How can it be this simple? Why doesn't everybody know this? Thousands do, but the reason this information is not mainstream starts with an M. The allergy industry is big business. Changing one's diet is not. It goes back to the idea of conventional wisdom. Let's say your programming does not allow you to believe anything I've said up to this point, and for various reasons it simply makes no sense to you as far as your allergies go. Fine. Ask yourself this: Do I really want to get rid of these allergies, or am I going to continue taking these medications every year, with very little results? If you can admit to yourself that you're really sick of your allergies and would like to try an experiment that does not depend on drugs, try the 60-day test. For the next 60 days, consume:

  • no drugs
  • no dairy products
  • no white sugar
  • Lest this sound too easy, buy no drugs; I mean no medications of any kind, prescription or over the counter, unless you're on some life-sustaining drug therapy program.
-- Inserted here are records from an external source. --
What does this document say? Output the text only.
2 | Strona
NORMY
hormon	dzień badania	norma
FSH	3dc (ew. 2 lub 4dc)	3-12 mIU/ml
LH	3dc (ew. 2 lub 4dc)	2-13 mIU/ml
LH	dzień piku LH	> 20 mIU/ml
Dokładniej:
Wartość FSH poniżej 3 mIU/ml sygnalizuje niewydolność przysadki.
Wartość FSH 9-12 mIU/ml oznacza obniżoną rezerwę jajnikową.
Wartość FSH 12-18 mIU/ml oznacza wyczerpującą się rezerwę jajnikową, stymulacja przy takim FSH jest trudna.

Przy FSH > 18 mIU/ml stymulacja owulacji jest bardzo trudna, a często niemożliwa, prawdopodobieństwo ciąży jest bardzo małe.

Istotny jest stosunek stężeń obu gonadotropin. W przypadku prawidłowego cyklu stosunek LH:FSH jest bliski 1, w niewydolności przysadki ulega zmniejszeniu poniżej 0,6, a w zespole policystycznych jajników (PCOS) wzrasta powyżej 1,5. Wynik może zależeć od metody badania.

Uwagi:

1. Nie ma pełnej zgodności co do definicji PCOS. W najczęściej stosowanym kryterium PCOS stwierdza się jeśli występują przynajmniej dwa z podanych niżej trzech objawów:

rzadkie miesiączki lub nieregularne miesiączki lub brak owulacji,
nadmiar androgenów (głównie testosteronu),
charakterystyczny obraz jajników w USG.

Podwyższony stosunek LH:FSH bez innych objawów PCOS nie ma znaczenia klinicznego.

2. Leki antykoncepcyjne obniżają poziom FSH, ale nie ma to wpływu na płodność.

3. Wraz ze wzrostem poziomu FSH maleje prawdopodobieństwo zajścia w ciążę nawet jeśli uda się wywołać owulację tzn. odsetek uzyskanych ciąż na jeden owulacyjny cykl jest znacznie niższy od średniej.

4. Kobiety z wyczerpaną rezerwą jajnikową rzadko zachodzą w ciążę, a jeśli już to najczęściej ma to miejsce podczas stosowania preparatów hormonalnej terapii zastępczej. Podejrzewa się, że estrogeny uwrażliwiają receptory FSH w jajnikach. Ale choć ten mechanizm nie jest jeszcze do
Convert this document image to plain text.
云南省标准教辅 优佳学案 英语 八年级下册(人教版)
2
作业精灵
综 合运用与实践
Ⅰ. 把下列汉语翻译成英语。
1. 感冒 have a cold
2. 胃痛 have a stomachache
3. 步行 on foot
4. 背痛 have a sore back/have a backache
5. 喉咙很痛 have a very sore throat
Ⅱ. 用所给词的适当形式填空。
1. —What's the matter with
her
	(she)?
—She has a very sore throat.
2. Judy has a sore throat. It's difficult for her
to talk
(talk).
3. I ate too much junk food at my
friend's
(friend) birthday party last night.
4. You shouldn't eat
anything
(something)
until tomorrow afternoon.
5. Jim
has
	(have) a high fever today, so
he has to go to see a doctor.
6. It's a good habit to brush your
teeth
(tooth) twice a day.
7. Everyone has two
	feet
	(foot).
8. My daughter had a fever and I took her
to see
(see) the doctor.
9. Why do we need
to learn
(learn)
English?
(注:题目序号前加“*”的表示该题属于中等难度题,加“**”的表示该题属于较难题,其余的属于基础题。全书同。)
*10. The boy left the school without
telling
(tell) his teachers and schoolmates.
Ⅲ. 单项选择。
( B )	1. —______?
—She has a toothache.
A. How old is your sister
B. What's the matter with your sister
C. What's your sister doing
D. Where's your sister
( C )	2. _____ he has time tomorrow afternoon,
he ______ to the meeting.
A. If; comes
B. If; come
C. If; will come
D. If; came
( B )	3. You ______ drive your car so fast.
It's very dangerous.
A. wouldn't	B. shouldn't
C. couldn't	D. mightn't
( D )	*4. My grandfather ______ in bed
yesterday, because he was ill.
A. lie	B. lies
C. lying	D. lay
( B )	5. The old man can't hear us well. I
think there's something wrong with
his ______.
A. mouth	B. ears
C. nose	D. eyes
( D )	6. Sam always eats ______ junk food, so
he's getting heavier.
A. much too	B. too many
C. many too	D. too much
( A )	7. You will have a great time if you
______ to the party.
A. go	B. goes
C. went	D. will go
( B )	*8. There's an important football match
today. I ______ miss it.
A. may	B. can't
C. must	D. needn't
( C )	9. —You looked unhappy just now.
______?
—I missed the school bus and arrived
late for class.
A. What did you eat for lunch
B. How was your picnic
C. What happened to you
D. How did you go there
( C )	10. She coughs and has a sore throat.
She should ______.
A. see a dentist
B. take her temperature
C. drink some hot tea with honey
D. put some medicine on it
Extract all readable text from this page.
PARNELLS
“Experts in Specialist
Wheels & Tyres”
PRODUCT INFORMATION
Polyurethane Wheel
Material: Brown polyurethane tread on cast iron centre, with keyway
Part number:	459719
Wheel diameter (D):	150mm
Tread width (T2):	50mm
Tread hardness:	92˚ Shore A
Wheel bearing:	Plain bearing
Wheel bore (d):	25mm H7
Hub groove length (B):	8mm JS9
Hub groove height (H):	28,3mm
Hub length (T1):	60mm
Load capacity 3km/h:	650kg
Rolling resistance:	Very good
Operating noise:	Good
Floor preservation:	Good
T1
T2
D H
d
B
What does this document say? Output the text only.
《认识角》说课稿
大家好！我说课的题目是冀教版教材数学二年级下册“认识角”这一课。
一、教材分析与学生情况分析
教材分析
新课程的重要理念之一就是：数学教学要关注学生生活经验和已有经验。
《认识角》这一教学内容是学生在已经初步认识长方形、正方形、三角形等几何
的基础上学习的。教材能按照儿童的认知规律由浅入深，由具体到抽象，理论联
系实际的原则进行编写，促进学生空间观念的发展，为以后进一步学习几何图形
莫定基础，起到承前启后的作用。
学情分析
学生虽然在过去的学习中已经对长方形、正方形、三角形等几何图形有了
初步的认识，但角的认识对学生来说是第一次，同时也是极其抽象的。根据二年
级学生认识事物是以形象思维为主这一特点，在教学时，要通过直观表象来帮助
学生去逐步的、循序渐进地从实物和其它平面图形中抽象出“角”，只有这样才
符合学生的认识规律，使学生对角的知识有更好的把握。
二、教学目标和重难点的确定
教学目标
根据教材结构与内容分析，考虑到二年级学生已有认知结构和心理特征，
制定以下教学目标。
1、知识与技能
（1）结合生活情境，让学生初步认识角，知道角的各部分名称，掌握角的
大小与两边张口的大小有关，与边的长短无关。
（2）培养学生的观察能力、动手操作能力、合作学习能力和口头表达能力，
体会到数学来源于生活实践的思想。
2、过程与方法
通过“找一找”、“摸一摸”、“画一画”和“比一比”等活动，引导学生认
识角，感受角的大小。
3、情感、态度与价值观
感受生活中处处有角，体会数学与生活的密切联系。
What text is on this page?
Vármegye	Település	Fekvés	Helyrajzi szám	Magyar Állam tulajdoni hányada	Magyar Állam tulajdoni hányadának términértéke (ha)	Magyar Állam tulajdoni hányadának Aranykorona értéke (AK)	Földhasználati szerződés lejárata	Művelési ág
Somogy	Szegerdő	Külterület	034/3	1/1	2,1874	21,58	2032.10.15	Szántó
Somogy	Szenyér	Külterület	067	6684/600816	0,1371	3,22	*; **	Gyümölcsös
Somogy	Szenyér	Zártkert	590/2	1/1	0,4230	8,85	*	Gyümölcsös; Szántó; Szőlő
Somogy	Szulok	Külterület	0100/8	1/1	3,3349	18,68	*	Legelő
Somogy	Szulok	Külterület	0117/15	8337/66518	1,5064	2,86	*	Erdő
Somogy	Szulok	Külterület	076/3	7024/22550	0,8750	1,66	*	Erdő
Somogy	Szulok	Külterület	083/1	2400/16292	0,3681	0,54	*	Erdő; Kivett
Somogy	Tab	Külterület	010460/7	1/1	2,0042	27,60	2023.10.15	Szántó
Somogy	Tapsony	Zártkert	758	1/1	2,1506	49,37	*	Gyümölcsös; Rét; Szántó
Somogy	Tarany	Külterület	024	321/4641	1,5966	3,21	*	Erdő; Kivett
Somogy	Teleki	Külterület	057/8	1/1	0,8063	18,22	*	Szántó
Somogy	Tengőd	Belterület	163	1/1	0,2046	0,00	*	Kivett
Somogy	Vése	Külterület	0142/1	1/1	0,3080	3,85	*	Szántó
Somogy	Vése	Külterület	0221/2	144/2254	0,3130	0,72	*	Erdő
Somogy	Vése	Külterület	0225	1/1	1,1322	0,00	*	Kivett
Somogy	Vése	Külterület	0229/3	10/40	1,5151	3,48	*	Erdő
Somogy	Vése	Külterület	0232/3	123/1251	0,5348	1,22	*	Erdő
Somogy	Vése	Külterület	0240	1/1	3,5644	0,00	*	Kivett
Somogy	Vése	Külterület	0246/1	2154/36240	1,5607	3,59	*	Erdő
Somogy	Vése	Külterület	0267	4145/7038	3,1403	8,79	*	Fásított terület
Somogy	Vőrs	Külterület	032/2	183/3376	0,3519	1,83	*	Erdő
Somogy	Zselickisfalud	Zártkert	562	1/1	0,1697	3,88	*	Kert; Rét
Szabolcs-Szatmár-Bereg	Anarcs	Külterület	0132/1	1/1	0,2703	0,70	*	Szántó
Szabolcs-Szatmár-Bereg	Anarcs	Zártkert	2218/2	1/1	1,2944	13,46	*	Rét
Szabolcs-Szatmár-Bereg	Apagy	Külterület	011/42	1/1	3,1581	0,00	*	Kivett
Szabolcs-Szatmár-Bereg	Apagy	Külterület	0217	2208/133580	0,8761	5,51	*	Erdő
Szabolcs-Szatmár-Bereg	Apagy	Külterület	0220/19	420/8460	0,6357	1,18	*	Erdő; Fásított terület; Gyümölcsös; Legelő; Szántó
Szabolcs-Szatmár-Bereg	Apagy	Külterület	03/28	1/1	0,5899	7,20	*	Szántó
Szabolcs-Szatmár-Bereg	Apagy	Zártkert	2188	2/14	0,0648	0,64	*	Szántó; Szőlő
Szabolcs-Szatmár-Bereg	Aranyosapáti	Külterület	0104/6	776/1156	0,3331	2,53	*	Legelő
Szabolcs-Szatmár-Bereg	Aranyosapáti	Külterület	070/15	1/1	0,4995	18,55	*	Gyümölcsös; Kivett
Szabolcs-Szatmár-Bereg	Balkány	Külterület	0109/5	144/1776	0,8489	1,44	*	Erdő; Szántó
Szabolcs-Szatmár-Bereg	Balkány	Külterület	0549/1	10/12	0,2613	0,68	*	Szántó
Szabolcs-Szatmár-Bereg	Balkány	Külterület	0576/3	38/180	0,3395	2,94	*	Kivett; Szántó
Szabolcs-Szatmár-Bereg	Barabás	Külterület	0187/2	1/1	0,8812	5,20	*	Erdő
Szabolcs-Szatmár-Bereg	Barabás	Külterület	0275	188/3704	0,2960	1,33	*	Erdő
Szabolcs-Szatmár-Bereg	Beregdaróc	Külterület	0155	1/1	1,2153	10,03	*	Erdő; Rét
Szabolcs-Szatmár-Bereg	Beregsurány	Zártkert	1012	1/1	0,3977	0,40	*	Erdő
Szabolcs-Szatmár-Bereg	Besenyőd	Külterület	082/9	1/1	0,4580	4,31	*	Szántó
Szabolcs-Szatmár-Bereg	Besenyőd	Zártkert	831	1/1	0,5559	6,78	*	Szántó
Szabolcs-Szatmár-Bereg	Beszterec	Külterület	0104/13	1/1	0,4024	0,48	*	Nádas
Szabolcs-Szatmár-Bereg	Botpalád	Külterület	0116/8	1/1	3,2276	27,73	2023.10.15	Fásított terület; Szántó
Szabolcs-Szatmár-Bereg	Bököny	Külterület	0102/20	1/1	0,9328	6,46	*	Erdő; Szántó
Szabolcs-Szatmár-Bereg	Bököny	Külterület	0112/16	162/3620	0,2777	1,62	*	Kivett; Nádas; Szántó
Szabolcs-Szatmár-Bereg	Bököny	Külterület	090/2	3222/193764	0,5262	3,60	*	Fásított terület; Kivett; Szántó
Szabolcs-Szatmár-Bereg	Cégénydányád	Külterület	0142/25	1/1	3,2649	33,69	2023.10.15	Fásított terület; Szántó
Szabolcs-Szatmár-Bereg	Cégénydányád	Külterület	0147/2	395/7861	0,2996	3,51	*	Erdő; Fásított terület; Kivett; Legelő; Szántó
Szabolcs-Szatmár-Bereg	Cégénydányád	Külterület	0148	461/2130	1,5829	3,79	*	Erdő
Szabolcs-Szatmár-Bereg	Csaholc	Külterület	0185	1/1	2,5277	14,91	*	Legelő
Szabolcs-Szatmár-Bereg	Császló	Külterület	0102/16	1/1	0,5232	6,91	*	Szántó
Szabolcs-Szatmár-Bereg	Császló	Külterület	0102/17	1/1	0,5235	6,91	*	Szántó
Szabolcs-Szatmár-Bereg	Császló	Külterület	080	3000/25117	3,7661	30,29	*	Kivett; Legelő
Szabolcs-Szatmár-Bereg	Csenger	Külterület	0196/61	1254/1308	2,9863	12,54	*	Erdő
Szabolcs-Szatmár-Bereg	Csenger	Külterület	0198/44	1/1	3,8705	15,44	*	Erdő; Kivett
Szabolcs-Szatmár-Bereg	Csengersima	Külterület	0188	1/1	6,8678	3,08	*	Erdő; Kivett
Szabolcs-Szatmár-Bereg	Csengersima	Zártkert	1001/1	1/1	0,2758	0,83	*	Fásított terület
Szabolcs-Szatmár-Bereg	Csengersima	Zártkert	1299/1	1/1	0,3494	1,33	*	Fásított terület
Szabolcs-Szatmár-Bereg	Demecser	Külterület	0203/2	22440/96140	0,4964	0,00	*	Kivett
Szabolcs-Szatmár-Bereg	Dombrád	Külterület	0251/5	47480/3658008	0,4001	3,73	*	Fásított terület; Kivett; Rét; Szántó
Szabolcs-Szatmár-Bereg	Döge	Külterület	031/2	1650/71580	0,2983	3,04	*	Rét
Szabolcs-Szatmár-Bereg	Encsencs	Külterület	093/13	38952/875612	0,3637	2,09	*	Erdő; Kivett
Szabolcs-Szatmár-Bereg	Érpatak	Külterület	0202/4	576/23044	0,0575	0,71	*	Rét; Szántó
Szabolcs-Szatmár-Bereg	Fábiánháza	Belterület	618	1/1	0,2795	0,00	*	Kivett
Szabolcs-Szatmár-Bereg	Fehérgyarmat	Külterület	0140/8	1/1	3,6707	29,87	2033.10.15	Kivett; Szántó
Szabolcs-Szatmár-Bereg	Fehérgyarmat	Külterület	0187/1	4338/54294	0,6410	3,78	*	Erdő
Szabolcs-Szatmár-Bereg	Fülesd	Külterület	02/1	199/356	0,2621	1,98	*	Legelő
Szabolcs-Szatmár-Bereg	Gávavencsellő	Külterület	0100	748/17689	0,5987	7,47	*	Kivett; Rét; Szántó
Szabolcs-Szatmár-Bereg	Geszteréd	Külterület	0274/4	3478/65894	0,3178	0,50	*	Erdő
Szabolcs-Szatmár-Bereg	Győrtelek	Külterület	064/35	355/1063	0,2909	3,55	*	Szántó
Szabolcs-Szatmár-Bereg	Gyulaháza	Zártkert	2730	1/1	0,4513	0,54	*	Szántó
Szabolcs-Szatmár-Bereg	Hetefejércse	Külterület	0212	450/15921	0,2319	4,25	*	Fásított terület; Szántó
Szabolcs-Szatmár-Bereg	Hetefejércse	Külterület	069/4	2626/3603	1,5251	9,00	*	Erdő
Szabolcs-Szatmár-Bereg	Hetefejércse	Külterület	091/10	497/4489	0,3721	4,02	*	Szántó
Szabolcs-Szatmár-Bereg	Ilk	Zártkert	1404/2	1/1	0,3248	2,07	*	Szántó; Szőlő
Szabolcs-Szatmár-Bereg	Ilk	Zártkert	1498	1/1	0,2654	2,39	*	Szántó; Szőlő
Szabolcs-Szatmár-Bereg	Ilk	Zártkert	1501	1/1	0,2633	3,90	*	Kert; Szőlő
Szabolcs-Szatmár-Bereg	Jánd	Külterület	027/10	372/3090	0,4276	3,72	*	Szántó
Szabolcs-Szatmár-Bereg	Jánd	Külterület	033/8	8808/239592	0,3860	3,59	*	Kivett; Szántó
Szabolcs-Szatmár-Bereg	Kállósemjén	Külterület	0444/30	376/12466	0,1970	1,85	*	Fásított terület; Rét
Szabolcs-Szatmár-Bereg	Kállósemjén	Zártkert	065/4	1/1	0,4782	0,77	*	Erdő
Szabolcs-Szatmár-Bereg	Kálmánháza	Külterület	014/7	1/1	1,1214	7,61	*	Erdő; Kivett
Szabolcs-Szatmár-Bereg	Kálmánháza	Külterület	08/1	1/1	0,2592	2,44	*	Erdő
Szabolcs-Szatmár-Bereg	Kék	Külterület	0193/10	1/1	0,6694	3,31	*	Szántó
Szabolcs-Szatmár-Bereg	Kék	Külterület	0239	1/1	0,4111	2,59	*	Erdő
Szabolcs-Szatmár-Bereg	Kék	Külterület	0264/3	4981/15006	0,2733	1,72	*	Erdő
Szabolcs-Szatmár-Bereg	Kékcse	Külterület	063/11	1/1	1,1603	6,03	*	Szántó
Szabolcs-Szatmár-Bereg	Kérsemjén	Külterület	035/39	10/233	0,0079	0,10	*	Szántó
  • No dairy means no milk, no cheese, no butter, no alfredo sauce, no mayonnaise, no yogurt, no ice cream, and no dairy-based salad dressings for 60 days.
  • No white sugar means no soft drinks, no donuts, no cookies, and no ice cream for 60 days.

The 60-day test may not be fun, but how do you like your allergies? The success rate of such a program is in the 90 percent range. Thousands have done it. The reason it's not millions is simple: this program requires taking a step in the dangerous direction known as "I can be responsible for my own health." Once you see where that's headed, there's no turning back!